DTC may discontinue providing its services as depository with respect to the 2021 Bonds at any
time by giving reasonable notice to the Commission, the County and the Trustee. Under such
circumstances, in the event that a successor depository is not obtained, 2021 Bond certificates are
required to be printed and delivered.
The Commission or the County may decide to discontinue use of the system of book - entry-only
transfers through DTC (or a successor securities depository). In that event, 2021 Bond certificates will be
printed and delivered to DTC.
The information in this Appendix E concerning DTC and DTC's book -entry system has been
obtained from sources the Commission and the County believe to be reliable, but the Commission and the
County take no responsibility for the accuracy thereof.

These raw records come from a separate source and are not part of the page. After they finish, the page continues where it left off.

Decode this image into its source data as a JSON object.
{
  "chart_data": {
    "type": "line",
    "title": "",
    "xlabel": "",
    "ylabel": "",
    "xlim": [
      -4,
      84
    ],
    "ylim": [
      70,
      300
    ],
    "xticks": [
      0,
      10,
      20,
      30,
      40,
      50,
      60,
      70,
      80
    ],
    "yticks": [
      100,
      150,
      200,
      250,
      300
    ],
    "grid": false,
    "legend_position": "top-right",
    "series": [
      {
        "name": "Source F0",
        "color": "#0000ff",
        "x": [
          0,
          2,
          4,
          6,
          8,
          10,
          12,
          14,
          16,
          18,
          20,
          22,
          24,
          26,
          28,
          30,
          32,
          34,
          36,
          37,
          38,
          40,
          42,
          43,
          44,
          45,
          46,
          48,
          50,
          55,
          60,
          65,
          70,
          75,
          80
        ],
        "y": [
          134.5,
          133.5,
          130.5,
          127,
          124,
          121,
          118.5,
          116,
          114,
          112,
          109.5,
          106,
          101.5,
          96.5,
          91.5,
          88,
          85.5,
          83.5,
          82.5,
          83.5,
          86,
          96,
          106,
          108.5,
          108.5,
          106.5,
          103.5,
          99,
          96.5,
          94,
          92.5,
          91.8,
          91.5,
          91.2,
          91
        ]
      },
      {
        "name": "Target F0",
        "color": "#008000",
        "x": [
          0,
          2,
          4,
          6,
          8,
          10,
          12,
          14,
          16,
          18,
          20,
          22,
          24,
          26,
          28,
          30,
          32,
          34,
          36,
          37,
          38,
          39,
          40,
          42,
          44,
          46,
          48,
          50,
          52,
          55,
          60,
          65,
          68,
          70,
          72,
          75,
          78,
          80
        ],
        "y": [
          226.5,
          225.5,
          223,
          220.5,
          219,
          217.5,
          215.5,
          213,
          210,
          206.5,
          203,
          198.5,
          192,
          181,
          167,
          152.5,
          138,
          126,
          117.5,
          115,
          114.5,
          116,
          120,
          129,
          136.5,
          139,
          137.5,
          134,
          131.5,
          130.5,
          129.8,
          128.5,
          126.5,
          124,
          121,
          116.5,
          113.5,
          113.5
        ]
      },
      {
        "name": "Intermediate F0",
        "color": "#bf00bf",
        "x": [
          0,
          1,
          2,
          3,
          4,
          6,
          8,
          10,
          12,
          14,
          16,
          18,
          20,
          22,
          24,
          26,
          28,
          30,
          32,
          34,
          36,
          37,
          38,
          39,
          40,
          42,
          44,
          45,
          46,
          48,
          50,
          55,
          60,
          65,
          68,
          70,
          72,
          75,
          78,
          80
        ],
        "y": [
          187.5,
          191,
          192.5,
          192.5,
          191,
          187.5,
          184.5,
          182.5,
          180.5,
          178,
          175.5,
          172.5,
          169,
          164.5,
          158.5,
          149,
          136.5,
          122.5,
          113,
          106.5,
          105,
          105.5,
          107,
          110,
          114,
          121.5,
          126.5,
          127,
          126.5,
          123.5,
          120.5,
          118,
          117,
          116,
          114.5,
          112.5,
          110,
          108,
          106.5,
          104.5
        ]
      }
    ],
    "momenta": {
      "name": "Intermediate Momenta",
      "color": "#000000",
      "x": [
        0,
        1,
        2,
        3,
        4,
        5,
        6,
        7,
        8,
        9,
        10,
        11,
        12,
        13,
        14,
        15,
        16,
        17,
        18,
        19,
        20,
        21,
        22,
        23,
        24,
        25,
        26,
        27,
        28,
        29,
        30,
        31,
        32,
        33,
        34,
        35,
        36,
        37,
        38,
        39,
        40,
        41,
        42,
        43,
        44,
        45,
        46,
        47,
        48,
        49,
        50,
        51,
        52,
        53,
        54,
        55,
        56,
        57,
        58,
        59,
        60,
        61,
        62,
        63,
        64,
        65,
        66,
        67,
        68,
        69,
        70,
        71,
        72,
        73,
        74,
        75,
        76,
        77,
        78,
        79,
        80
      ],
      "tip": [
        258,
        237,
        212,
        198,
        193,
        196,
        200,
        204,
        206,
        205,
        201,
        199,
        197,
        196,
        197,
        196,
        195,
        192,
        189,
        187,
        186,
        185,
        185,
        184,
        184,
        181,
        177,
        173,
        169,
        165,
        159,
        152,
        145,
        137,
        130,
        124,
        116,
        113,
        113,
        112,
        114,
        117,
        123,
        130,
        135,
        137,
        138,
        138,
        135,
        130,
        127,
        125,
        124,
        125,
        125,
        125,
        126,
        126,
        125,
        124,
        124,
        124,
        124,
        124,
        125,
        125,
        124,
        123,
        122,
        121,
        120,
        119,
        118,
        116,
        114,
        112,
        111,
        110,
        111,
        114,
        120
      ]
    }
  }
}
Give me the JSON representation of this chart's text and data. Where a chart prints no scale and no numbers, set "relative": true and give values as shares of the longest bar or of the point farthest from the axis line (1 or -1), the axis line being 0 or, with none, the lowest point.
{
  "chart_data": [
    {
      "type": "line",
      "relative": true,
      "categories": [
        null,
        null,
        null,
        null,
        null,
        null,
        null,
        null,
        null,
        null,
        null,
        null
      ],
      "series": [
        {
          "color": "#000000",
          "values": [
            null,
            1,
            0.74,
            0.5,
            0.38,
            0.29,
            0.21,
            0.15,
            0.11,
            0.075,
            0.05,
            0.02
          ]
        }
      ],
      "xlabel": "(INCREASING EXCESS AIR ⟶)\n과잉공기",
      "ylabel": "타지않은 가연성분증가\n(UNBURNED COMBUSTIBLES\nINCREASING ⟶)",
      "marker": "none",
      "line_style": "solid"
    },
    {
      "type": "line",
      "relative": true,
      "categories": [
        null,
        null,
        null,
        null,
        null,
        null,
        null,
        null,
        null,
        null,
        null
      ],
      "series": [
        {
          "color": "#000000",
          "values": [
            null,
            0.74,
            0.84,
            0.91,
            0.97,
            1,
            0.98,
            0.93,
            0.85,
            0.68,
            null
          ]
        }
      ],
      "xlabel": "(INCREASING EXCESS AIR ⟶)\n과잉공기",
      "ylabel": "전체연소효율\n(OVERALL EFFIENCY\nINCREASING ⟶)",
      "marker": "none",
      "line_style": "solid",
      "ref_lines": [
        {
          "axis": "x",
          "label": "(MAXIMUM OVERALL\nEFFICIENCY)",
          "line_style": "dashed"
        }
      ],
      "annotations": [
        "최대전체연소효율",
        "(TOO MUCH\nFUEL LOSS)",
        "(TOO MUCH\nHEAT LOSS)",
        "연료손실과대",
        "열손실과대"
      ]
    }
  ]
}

THE COMMISSION, THE COUNTY AND THE TRUSTEE HAVE NO RESPONSIBILITY OR OBLIGATION TO
DTC, THE DIRECT PARTICIPANTS, THE INDIRECT PARTICIPANTS OR THE BENEFICIAL OWNERS WITH
RESPECT TO (1) THE ACCURACY OF ANY RECORDS MAINTAINED BY DTC OR ANY PARTICIPANT, OR THE
MAINTENANCE OF ANY RECORDS; (2) THE PAYMENT BY DTC OR ANY PARTICIPANT OF ANY AMOUNT DUE
TO ANY BENEFICIAL OWNER IN RESPECT OF THE 2021 BONDS, OR THE SENDING OF ANY TRANSACTION
STATEMENTS; (3) THE DELIVERY OR TIMELINESS OF DELIVERY BY DTC OR ANY PARTICIPANT OF ANY
NOTICE TO ANY BENEFICIAL OWNER WHICH IS REQUIRED OR PERMITTED UNDER THE INDENTURE TO BE
GIVEN TO OWNERS; (4) THE SELECTION OF THE BENEFICIAL OWNERS TO RECEIVE PAYMENTS UPON ANY
PARTIAL PREPAYMENT OF THE 2021 BONDS; OR (5) ANY CONSENT GIVEN OR OTHER ACTION TAKEN BY
DTC OR ITS NOMINEE AS THE REGISTERED OWNER OF THE 2021 BONDS, INCLUDING ANY ACTION TAKEN
PURSUANT TO AN OMNIBUS PROXY.
The information in this section concerning DTC and DTC's book -entry system has been obtained
from sources the Commission and the County believe to be reliable, but the Commission and the County
take no responsibility for the accuracy thereof.